In 1968, America was embroiled in protests over civil rights and the Vietnam War. In that tumultuous time, “The Tonight Show” host Johnny Carson turned over hosting duties for an entire week to actor and activist Harry Belafonte. His cast of guests included Martin Luther King Jr. and Bobby Kennedy, just months before they were assassinated, during a week that’s been mostly lost in American history. Thankfully it’s now being revisited in a new Peacock documentary, executive produced by MSNBC host Joy Reid and directed by award-winning filmmaker Yoruba Richen, aptly titled The Sit-In: Harry Belafonte Hosts The Tonight Show. Now available for streaming on demand on NBC Peacock, the documentary will have a special screening on MSNBC on Saturday, Sept. 12 at 10pm ET and PT and features audio of Belafonte’s Tonight Show interviews with The Smothers Brothers, Bill Cosby and Lena Horne courtesy of TV Confidential‘s Phil Gries. (Director Richen discusses Phil’s vital contributions to the documentary in an interview with Deadline that you can read here.)

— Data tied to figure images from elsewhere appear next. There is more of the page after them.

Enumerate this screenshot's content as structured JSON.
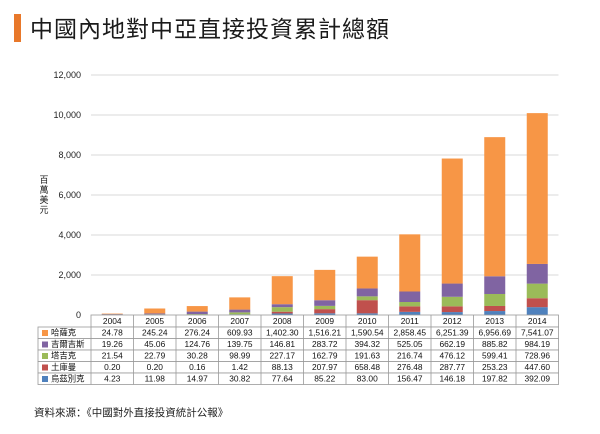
{
  "page": {
    "title": "中國內地對中亞直接投資累計總額",
    "source": "資料來源：《中國對外直接投資統計公報》"
  },
  "colors": {
    "accent": "#e8782a",
    "grid": "#d9d9d9",
    "axis": "#999999"
  },
  "chart_data": {
    "type": "bar",
    "stacked": true,
    "title": "中國內地對中亞直接投資累計總額",
    "ylabel": "百萬美元",
    "xlabel": "",
    "ylim": [
      0,
      12000
    ],
    "yticks": [
      0,
      2000,
      4000,
      6000,
      8000,
      10000,
      12000
    ],
    "ytick_labels": [
      "0",
      "2,000",
      "4,000",
      "6,000",
      "8,000",
      "10,000",
      "12,000"
    ],
    "grid": true,
    "categories": [
      "2004",
      "2005",
      "2006",
      "2007",
      "2008",
      "2009",
      "2010",
      "2011",
      "2012",
      "2013",
      "2014"
    ],
    "series": [
      {
        "name": "烏茲別克",
        "color": "#4f81bd",
        "values": [
          4.23,
          11.98,
          14.97,
          30.82,
          77.64,
          85.22,
          83.0,
          156.47,
          146.18,
          197.82,
          392.09
        ],
        "labels": [
          "4.23",
          "11.98",
          "14.97",
          "30.82",
          "77.64",
          "85.22",
          "83.00",
          "156.47",
          "146.18",
          "197.82",
          "392.09"
        ]
      },
      {
        "name": "土庫曼",
        "color": "#c0504d",
        "values": [
          0.2,
          0.2,
          0.16,
          1.42,
          88.13,
          207.97,
          658.48,
          276.48,
          287.77,
          253.23,
          447.6
        ],
        "labels": [
          "0.20",
          "0.20",
          "0.16",
          "1.42",
          "88.13",
          "207.97",
          "658.48",
          "276.48",
          "287.77",
          "253.23",
          "447.60"
        ]
      },
      {
        "name": "塔吉克",
        "color": "#9bbb59",
        "values": [
          21.54,
          22.79,
          30.28,
          98.99,
          227.17,
          162.79,
          191.63,
          216.74,
          476.12,
          599.41,
          728.96
        ],
        "labels": [
          "21.54",
          "22.79",
          "30.28",
          "98.99",
          "227.17",
          "162.79",
          "191.63",
          "216.74",
          "476.12",
          "599.41",
          "728.96"
        ]
      },
      {
        "name": "吉爾吉斯",
        "color": "#8064a2",
        "values": [
          19.26,
          45.06,
          124.76,
          139.75,
          146.81,
          283.72,
          394.32,
          525.05,
          662.19,
          885.82,
          984.19
        ],
        "labels": [
          "19.26",
          "45.06",
          "124.76",
          "139.75",
          "146.81",
          "283.72",
          "394.32",
          "525.05",
          "662.19",
          "885.82",
          "984.19"
        ]
      },
      {
        "name": "哈薩克",
        "color": "#f79646",
        "values": [
          24.78,
          245.24,
          276.24,
          609.93,
          1402.3,
          1516.21,
          1590.54,
          2858.45,
          6251.39,
          6956.69,
          7541.07
        ],
        "labels": [
          "24.78",
          "245.24",
          "276.24",
          "609.93",
          "1,402.30",
          "1,516.21",
          "1,590.54",
          "2,858.45",
          "6,251.39",
          "6,956.69",
          "7,541.07"
        ]
      }
    ],
    "table_row_order": [
      "哈薩克",
      "吉爾吉斯",
      "塔吉克",
      "土庫曼",
      "烏茲別克"
    ]
  }
}
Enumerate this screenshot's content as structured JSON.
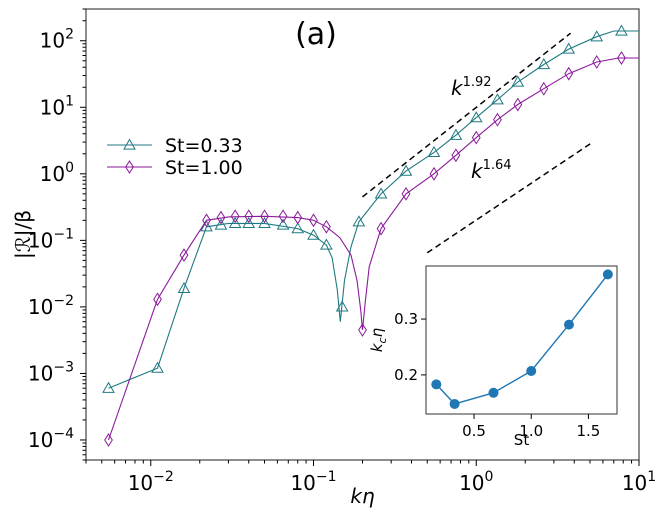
{
  "chart_data": [
    {
      "type": "line",
      "panel_label": "(a)",
      "xlabel": "kη",
      "ylabel": "|ℛ|/β",
      "xscale": "log",
      "yscale": "log",
      "xlim": [
        0.004,
        10
      ],
      "ylim": [
        5e-05,
        300
      ],
      "x_ticks": [
        {
          "exp": -2,
          "label_base": "10",
          "label_exp": "−2"
        },
        {
          "exp": -1,
          "label_base": "10",
          "label_exp": "−1"
        },
        {
          "exp": 0,
          "label_base": "10",
          "label_exp": "0"
        },
        {
          "exp": 1,
          "label_base": "10",
          "label_exp": "1"
        }
      ],
      "y_ticks": [
        {
          "exp": -4,
          "label_base": "10",
          "label_exp": "−4"
        },
        {
          "exp": -3,
          "label_base": "10",
          "label_exp": "−3"
        },
        {
          "exp": -2,
          "label_base": "10",
          "label_exp": "−2"
        },
        {
          "exp": -1,
          "label_base": "10",
          "label_exp": "−1"
        },
        {
          "exp": 0,
          "label_base": "10",
          "label_exp": "0"
        },
        {
          "exp": 1,
          "label_base": "10",
          "label_exp": "1"
        },
        {
          "exp": 2,
          "label_base": "10",
          "label_exp": "2"
        }
      ],
      "series": [
        {
          "name": "St=0.33",
          "color": "#1f7a80",
          "marker": "triangle",
          "points": [
            [
              0.0055,
              0.0006
            ],
            [
              0.011,
              0.0012
            ],
            [
              0.016,
              0.019
            ],
            [
              0.022,
              0.16
            ],
            [
              0.027,
              0.17
            ],
            [
              0.033,
              0.18
            ],
            [
              0.04,
              0.18
            ],
            [
              0.05,
              0.18
            ],
            [
              0.065,
              0.17
            ],
            [
              0.08,
              0.15
            ],
            [
              0.1,
              0.12
            ],
            [
              0.12,
              0.085
            ],
            [
              0.15,
              0.01
            ],
            [
              0.19,
              0.19
            ],
            [
              0.26,
              0.5
            ],
            [
              0.37,
              1.1
            ],
            [
              0.55,
              2.1
            ],
            [
              0.75,
              3.8
            ],
            [
              1.0,
              7.0
            ],
            [
              1.35,
              13
            ],
            [
              1.8,
              24
            ],
            [
              2.6,
              44
            ],
            [
              3.7,
              75
            ],
            [
              5.5,
              115
            ],
            [
              7.8,
              140
            ]
          ],
          "curve": [
            [
              0.0055,
              0.0006
            ],
            [
              0.011,
              0.0012
            ],
            [
              0.016,
              0.019
            ],
            [
              0.022,
              0.16
            ],
            [
              0.03,
              0.18
            ],
            [
              0.05,
              0.18
            ],
            [
              0.08,
              0.15
            ],
            [
              0.1,
              0.12
            ],
            [
              0.12,
              0.085
            ],
            [
              0.13,
              0.055
            ],
            [
              0.14,
              0.018
            ],
            [
              0.146,
              0.006
            ],
            [
              0.155,
              0.025
            ],
            [
              0.17,
              0.08
            ],
            [
              0.19,
              0.19
            ],
            [
              0.26,
              0.5
            ],
            [
              0.37,
              1.1
            ],
            [
              0.55,
              2.1
            ],
            [
              0.75,
              3.8
            ],
            [
              1.0,
              7.0
            ],
            [
              1.35,
              13
            ],
            [
              1.8,
              24
            ],
            [
              2.6,
              44
            ],
            [
              3.7,
              75
            ],
            [
              5.5,
              115
            ],
            [
              7.0,
              140
            ],
            [
              10,
              140
            ]
          ]
        },
        {
          "name": "St=1.00",
          "color": "#8b1a9b",
          "marker": "diamond",
          "points": [
            [
              0.0055,
              0.0001
            ],
            [
              0.011,
              0.013
            ],
            [
              0.016,
              0.06
            ],
            [
              0.022,
              0.2
            ],
            [
              0.027,
              0.22
            ],
            [
              0.033,
              0.23
            ],
            [
              0.04,
              0.23
            ],
            [
              0.05,
              0.23
            ],
            [
              0.065,
              0.23
            ],
            [
              0.08,
              0.22
            ],
            [
              0.1,
              0.2
            ],
            [
              0.12,
              0.16
            ],
            [
              0.2,
              0.0045
            ],
            [
              0.26,
              0.15
            ],
            [
              0.37,
              0.5
            ],
            [
              0.55,
              1.0
            ],
            [
              0.75,
              1.9
            ],
            [
              1.0,
              3.5
            ],
            [
              1.35,
              6.5
            ],
            [
              1.8,
              11
            ],
            [
              2.6,
              19
            ],
            [
              3.7,
              32
            ],
            [
              5.5,
              48
            ],
            [
              7.8,
              55
            ]
          ],
          "curve": [
            [
              0.0055,
              0.0001
            ],
            [
              0.011,
              0.013
            ],
            [
              0.016,
              0.06
            ],
            [
              0.022,
              0.2
            ],
            [
              0.03,
              0.225
            ],
            [
              0.05,
              0.23
            ],
            [
              0.08,
              0.22
            ],
            [
              0.1,
              0.2
            ],
            [
              0.12,
              0.16
            ],
            [
              0.145,
              0.11
            ],
            [
              0.17,
              0.06
            ],
            [
              0.185,
              0.025
            ],
            [
              0.195,
              0.009
            ],
            [
              0.2,
              0.0045
            ],
            [
              0.208,
              0.012
            ],
            [
              0.22,
              0.04
            ],
            [
              0.26,
              0.15
            ],
            [
              0.37,
              0.5
            ],
            [
              0.55,
              1.0
            ],
            [
              0.75,
              1.9
            ],
            [
              1.0,
              3.5
            ],
            [
              1.35,
              6.5
            ],
            [
              1.8,
              11
            ],
            [
              2.6,
              19
            ],
            [
              3.7,
              32
            ],
            [
              5.5,
              48
            ],
            [
              7.5,
              55
            ],
            [
              10,
              55
            ]
          ]
        }
      ],
      "reference_lines": [
        {
          "label_base": "k",
          "label_exp": "1.92",
          "x": [
            0.2,
            3.8
          ],
          "y": [
            0.45,
            130
          ],
          "position": "upper"
        },
        {
          "label_base": "k",
          "label_exp": "1.64",
          "x": [
            0.5,
            5.2
          ],
          "y": [
            0.065,
            3.0
          ],
          "position": "lower"
        }
      ],
      "legend": {
        "placement": "center-left"
      }
    },
    {
      "type": "line",
      "role": "inset",
      "xlabel": "St",
      "ylabel": "k_cη",
      "xlim": [
        0.08,
        1.75
      ],
      "ylim": [
        0.13,
        0.395
      ],
      "x_ticks": [
        "0.5",
        "1.0",
        "1.5"
      ],
      "x_tick_values": [
        0.5,
        1.0,
        1.5
      ],
      "y_ticks": [
        "0.2",
        "0.3"
      ],
      "y_tick_values": [
        0.2,
        0.3
      ],
      "color": "#1f77b4",
      "x": [
        0.17,
        0.33,
        0.67,
        1.0,
        1.33,
        1.67
      ],
      "y": [
        0.183,
        0.148,
        0.168,
        0.207,
        0.29,
        0.38
      ]
    }
  ]
}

At the time, Carson’s pioneering late night variety show had become one of the country’s most influential platforms. So the move to have Belafonte take this mainstream institution and transform it into a multicultural and political experience, introducing white America to his world of art and activism, was unprecedented.
Belafonte became the first Black person to host a late-night TV show — even if it was only for a week, as Richard Nixon’s problematic and controversial presidency loomed ominously on the horizon. His guests also included notable African Americans of the day like Lena Horne, Nipsey Russell, Bill Cosby, and others, all engaged in searing, in-depth interviews, taking place in an America that was forced to really contend with itself as a country on the verge of radical change. The Civil Rights and Voting Rights Acts, for example, which still left Black Americans behind economically, signaled some progress, no matter how incremental.
Each guest came across as thoughtful and admirable — but also shaken by the uncertainty of the time. It was clear and understandable that none of them had answers to the country’s complications.
But the show wasn’t all politics. As host, Belafonte also entertained his audience with comedy and music. Watching Paul Newman play the trombone, reliving his role as an expatriate trombonist in Martin Ritt’s 1961 drama “Paris Blues,” which co-starred Sidney Poitier and Joanne Woodward, was especially a treat. The charming Belafonte also verbally jousted with announcer Ed McMahon, and showed home videos of his family on vacation.
Other guests included singers Buffy Sainte-Marie, Petula Clark, Dionne Warwick, and Robert Goulet; comedians Tom and Dick Smothers; actor Sidney Poitier; poet laureate Marianne Moore; and others, mostly African American.
A ratings success, Belafonte’s week-long “Tonight Show” hosting engagement offered a very necessary panoramic view of an America that was on the cusp of transformative social change, featuring celebrity guest interviews — even though edged with gloom — were collectively working to close gaps between the races and classes. “The Sit-In” captures the importance of this lost broadcast history.
Now, 93-year-old Belafonte — a staunch supporter of progressives like Bernie Sanders, who served as honorary co-chair for the 2017 Women’s March on Washington — has devoted his twilight years to social activism, outliving many of the guests he hosted on “The Tonight Show” during that February week in 1968; people he called friends who were working to create an environment that wouldn’t tolerate the killings of Trayvon Martin in 2013, or Freddie Gray in 2015, and George Floyd most recently.
The documentary highlights never-before-seen footage from this pivotal time, which set the stage for the confluence of late-night and politics that audiences appreciate today.